Quem fala de travestis feridas psicologicamente pelo imaginário coletivo que nos relega à posição predestinada de ser, ou uma vítima fatal da violência cisheteropatriarcal, ou uma abusadora em potencial na imaginação cisgênera?

O que sobra pra nós, afinal?

Em conversas com pessoas da minha idade que tive ao longo dos anos, nas quais me senti segura o suficiente para compartilhar minhas experiências mais traumáticas, passei a perceber que não estou, de maneira alguma, sozinha. Conheço mulheres e homens na minha faixa de idade que também cresceram no meio cibernético e foram expostos a conteúdos criminosos, e que, assim como eu, tem muito a dizer sobre como isso fere e distorce nossa noção coletiva sobre aspectos da vida que não aprendemos nada sobre na escola ou em casa.

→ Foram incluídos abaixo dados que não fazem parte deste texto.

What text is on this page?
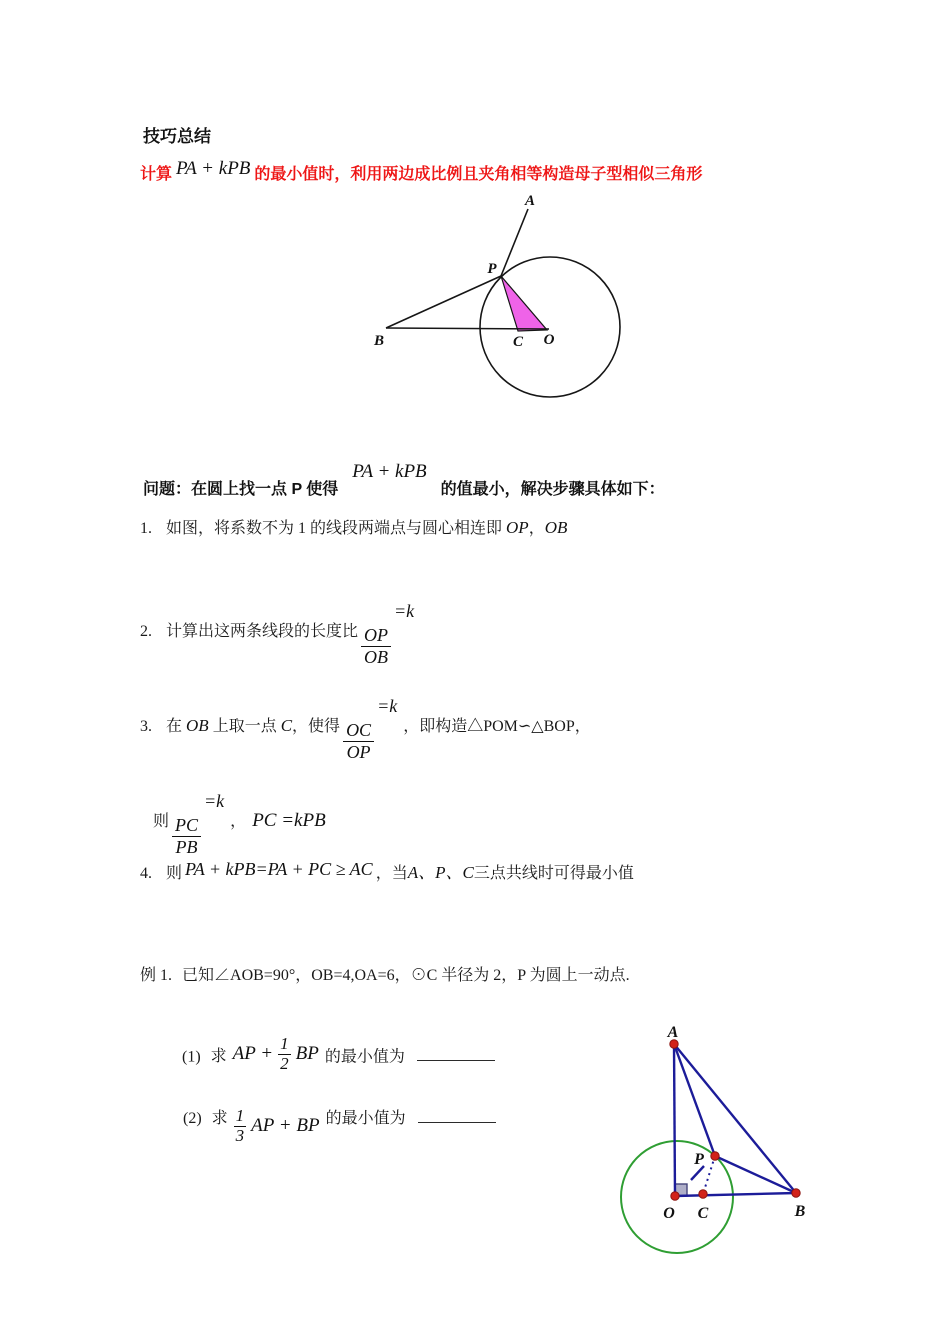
技巧总结
计算 PA + kPB 的最小值时，利用两边成比例且夹角相等构造母子型相似三角形
A
P
B	C O
问题：在圆上找一点 P 使得PA + kPB的值最小，解决步骤具体如下：
1. 如图，将系数不为 1 的线段两端点与圆心相连即 OP，OB
2. 计算出这两条线段的长度比 $\frac{OP}{OB}$
=k
3. 在 OB 上取一点 C，使得 $\frac{OC}{OP}$
=k，即构造△POM∽△BOP，
则 $\frac{PC}{PB}$
=k， PC =kPB
4. 则 PA + kPB=PA + PC ≥ AC ，当A、P、C三点共线时可得最小值
例 1. 已知∠AOB=90°，OB=4,OA=6，⊙C 半径为 2，P 为圆上一动点.
(1) 求 AP + $\frac{1}{2}$ BP 的最小值为
(2) 求 $\frac{1}{3}$ AP + BP 的最小值为
A
O C	B
P
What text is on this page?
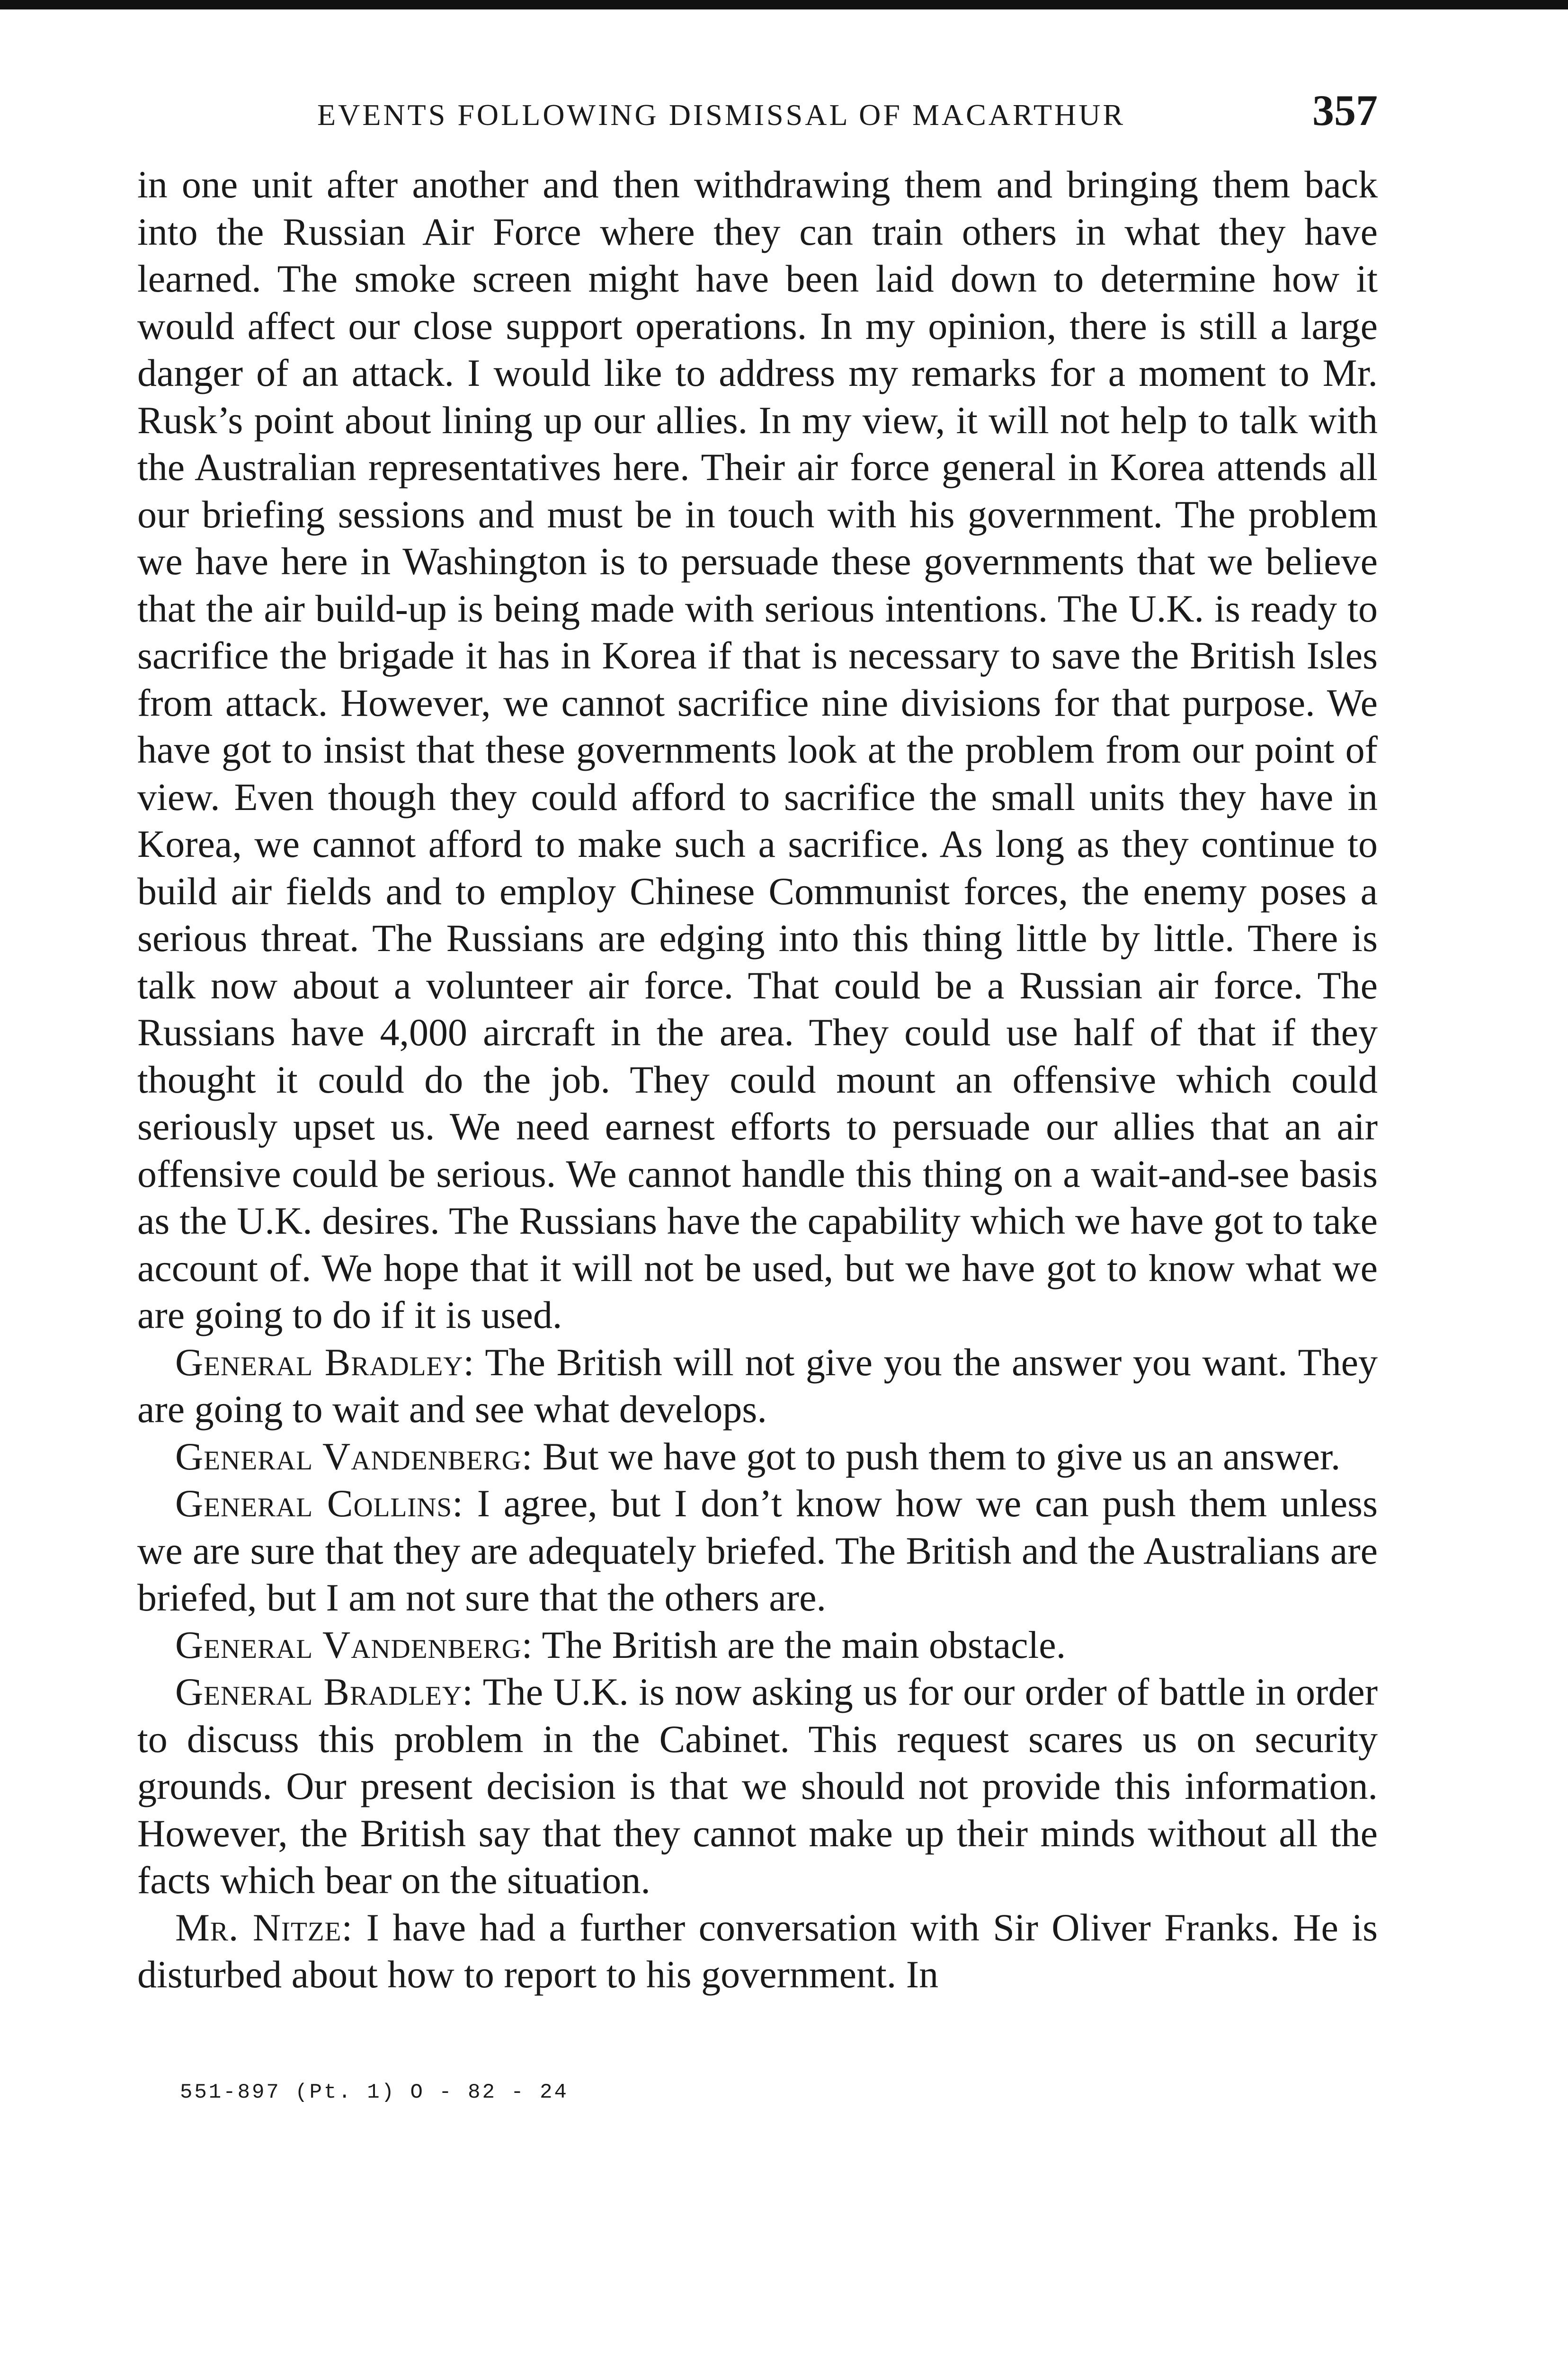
EVENTS FOLLOWING DISMISSAL OF MACARTHUR	357

in one unit after another and then withdrawing them and bringing them back into the Russian Air Force where they can train others in what they have learned. The smoke screen might have been laid down to determine how it would affect our close support operations. In my opinion, there is still a large danger of an attack. I would like to address my remarks for a moment to Mr. Rusk’s point about lining up our allies. In my view, it will not help to talk with the Australian representatives here. Their air force general in Korea attends all our briefing sessions and must be in touch with his government. The problem we have here in Washington is to persuade these governments that we believe that the air build-up is being made with serious intentions. The U.K. is ready to sacrifice the brigade it has in Korea if that is necessary to save the British Isles from attack. However, we cannot sacrifice nine divisions for that purpose. We have got to insist that these governments look at the problem from our point of view. Even though they could afford to sacrifice the small units they have in Korea, we cannot afford to make such a sacrifice. As long as they continue to build air fields and to employ Chinese Communist forces, the enemy poses a serious threat. The Russians are edging into this thing little by little. There is talk now about a volunteer air force. That could be a Russian air force. The Russians have 4,000 aircraft in the area. They could use half of that if they thought it could do the job. They could mount an offensive which could seriously upset us. We need earnest efforts to persuade our allies that an air offensive could be serious. We cannot handle this thing on a wait-and-see basis as the U.K. desires. The Russians have the capability which we have got to take account of. We hope that it will not be used, but we have got to know what we are going to do if it is used.

General Bradley: The British will not give you the answer you want. They are going to wait and see what develops.

General Vandenberg: But we have got to push them to give us an answer.

General Collins: I agree, but I don’t know how we can push them unless we are sure that they are adequately briefed. The British and the Australians are briefed, but I am not sure that the others are.

General Vandenberg: The British are the main obstacle.

General Bradley: The U.K. is now asking us for our order of battle in order to discuss this problem in the Cabinet. This request scares us on security grounds. Our present decision is that we should not provide this information. However, the British say that they cannot make up their minds without all the facts which bear on the situation.

Mr. Nitze: I have had a further conversation with Sir Oliver Franks. He is disturbed about how to report to his government. In

551-897 (Pt. 1) O - 82 - 24
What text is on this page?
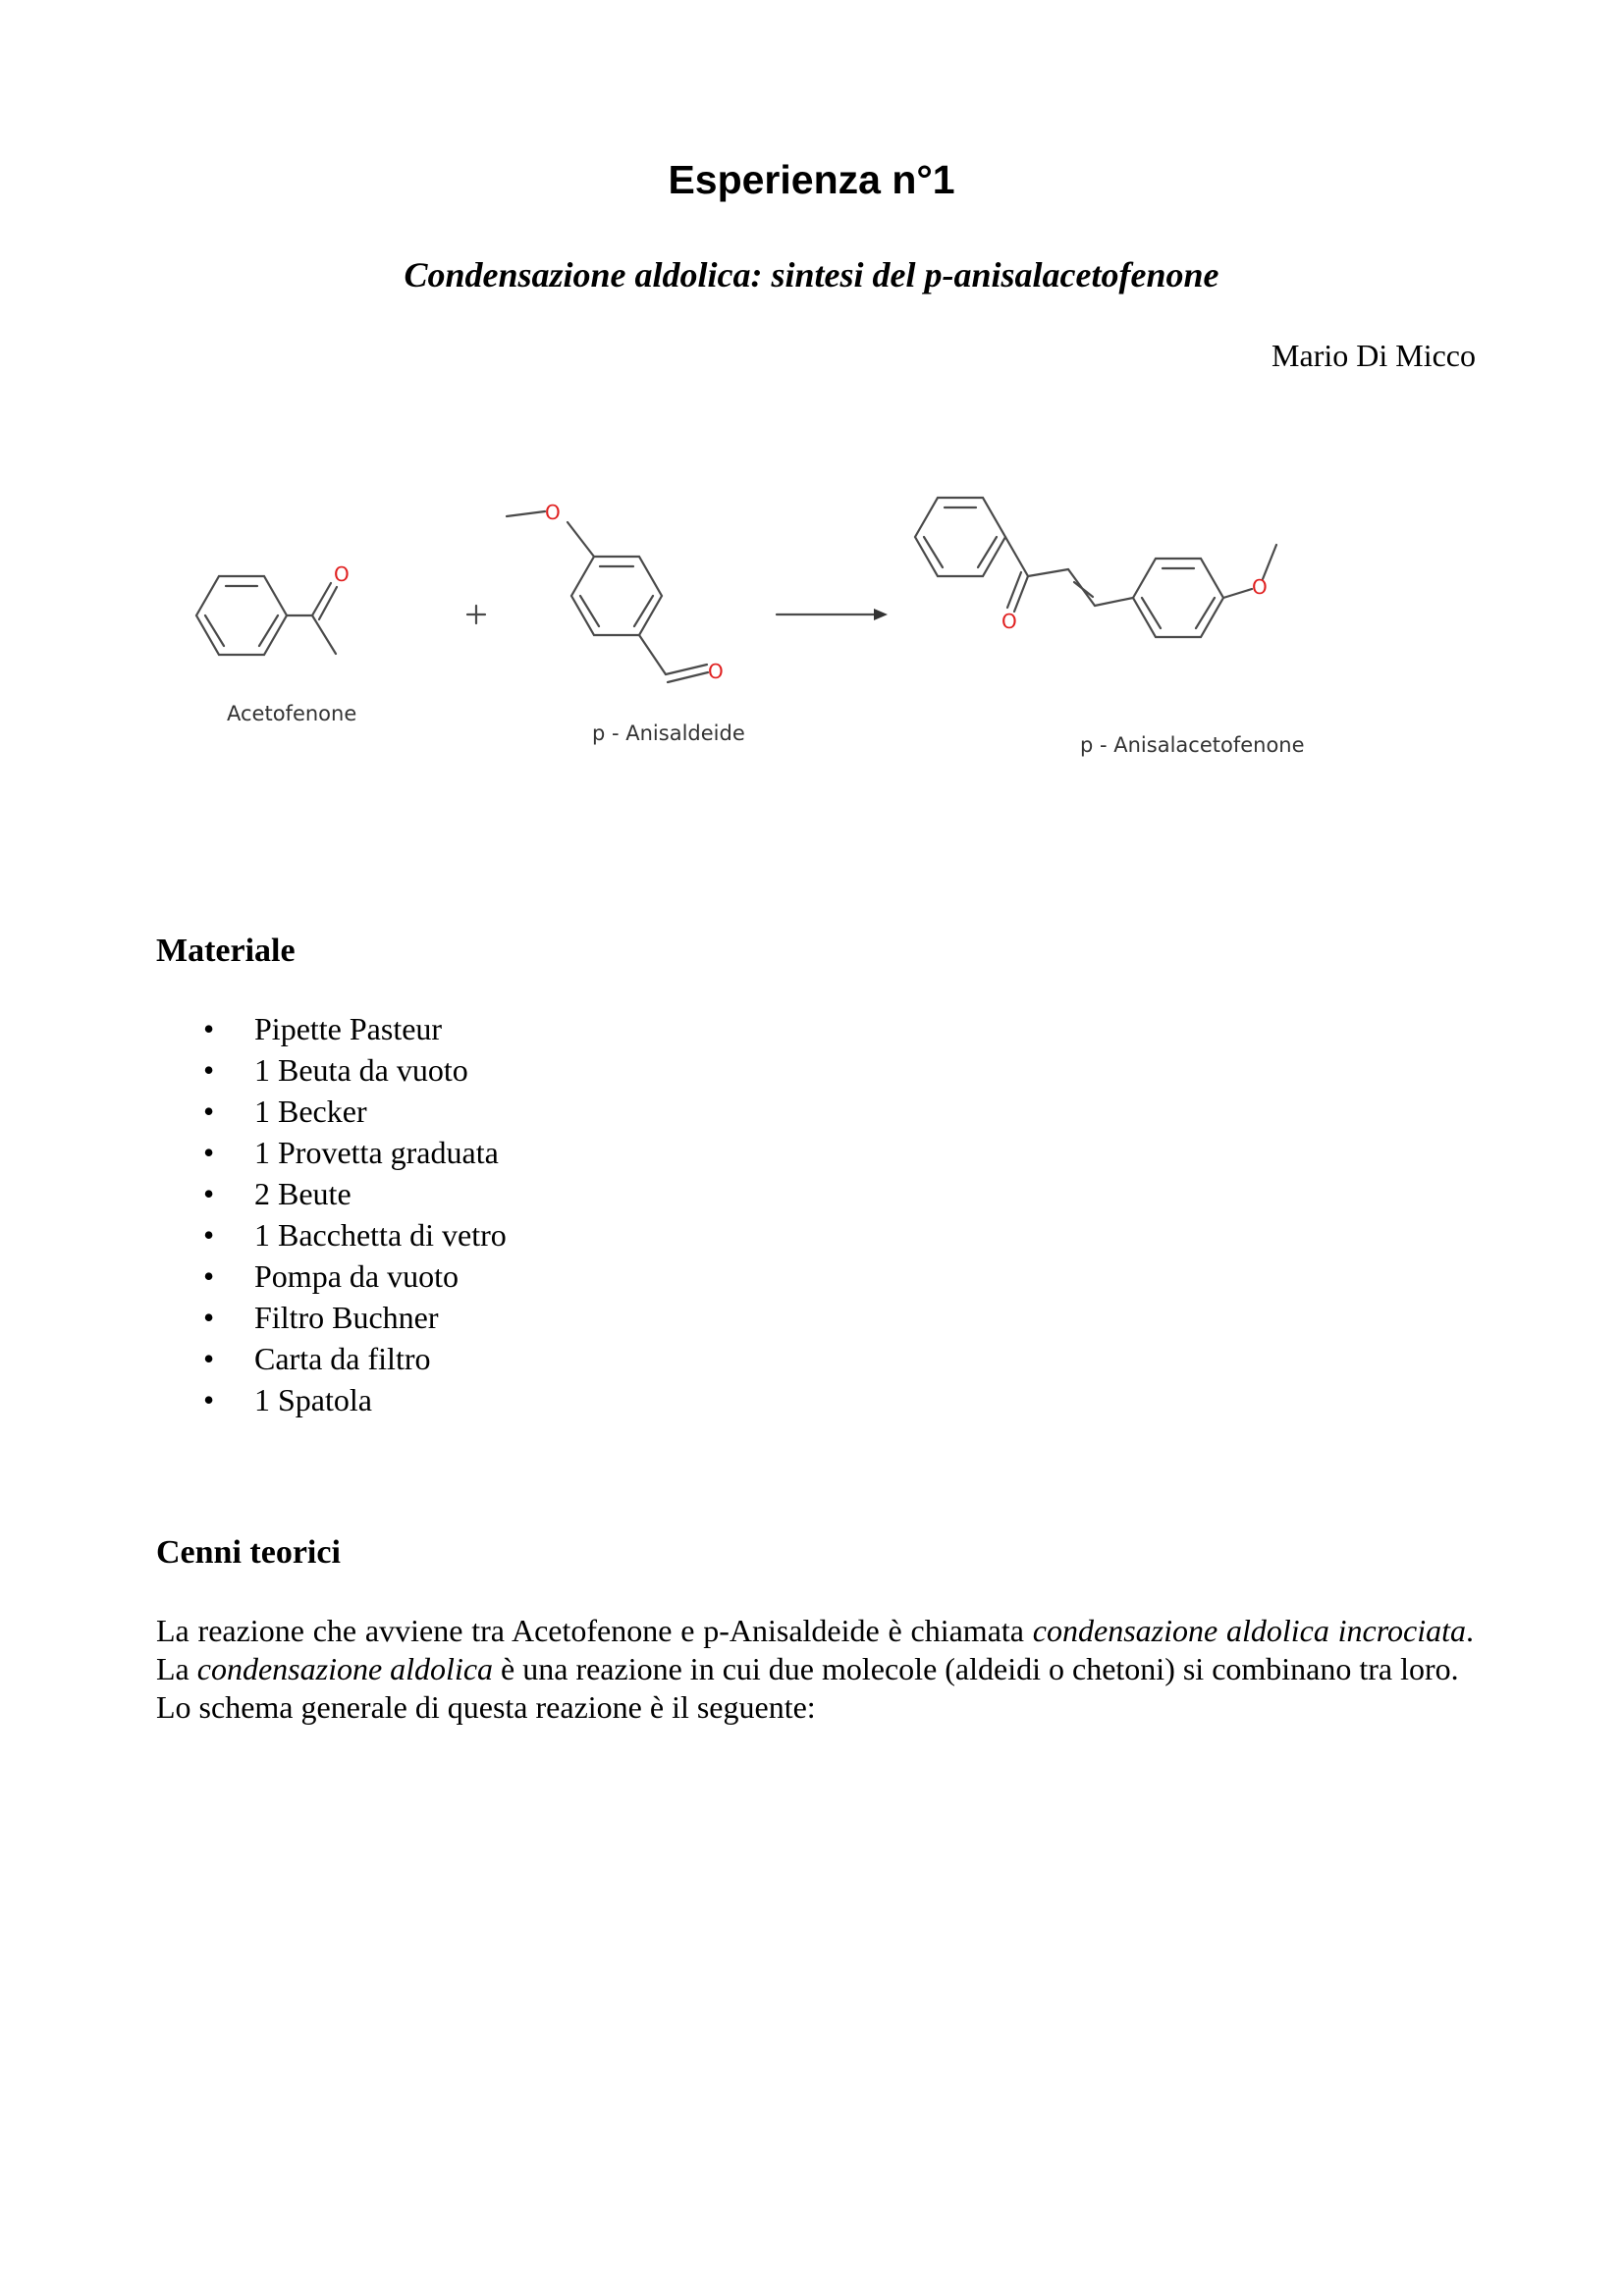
Esperienza n°1
Condensazione aldolica: sintesi del p-anisalacetofenone
Mario Di Micco
O
O
O
O
O
Acetofenone
p - Anisaldeide	p - Anisalacetofenone
Materiale
• Pipette Pasteur
• 1 Beuta da vuoto
• 1 Becker
• 1 Provetta graduata
• 2 Beute
• 1 Bacchetta di vetro
• Pompa da vuoto
• Filtro Buchner
• Carta da filtro
• 1 Spatola
Cenni teorici

La reazione che avviene tra Acetofenone e p-Anisaldeide è chiamata condensazione aldolica incrociata. La condensazione aldolica è una reazione in cui due molecole (aldeidi o chetoni) si combinano tra loro.

Lo schema generale di questa reazione è il seguente:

Neste momento, não sei com certeza absoluta qual é o próximo passo, além de viver um dia de cada vez, fazer terapia e procurar me compreender enquanto um ser humano que passou por eventos traumáticos que, em geral, não são tão abordados – provavelmente em decorrência da nossa compreensão sobre a internet, e como ela molda experiências e sequelas para pessoas de diferentes idades e recortes sociais, estar andando à passos curtos, num mundo que se torna, cada vez mais, excessivamente veloz. 

Mas o que posso dizer é que, após tudo que vivi, eu acredito nas potências expressadas pela possibilidade de educar a juventude sobre assuntos que são socialmente estigmatizados ao mesmo tempo que naturalizados nas diferentes camadas da sociedade. Acredito na ideia de um mundo onde crianças não precisem passar pelo que eu passei. 

Acredito que é possível nosso imaginário coletivo reservar amor, afeto e acolhimento para travestis e pessoas trans que sofrem de diferentes traumas em sua vida, e não o oposto.

Em suma, eu acredito no ideal de que autonomia, no seu estágio mais fundamental, que creio ser o de ter a oportunidade de se conhecer e de aprender de maneira moderada, segura e saudável sobre o mundo à sua volta e como ele funciona, não é algo que deva ser conquistado através do sofrimento ou do acaso, mas sim um direito garantido a todos.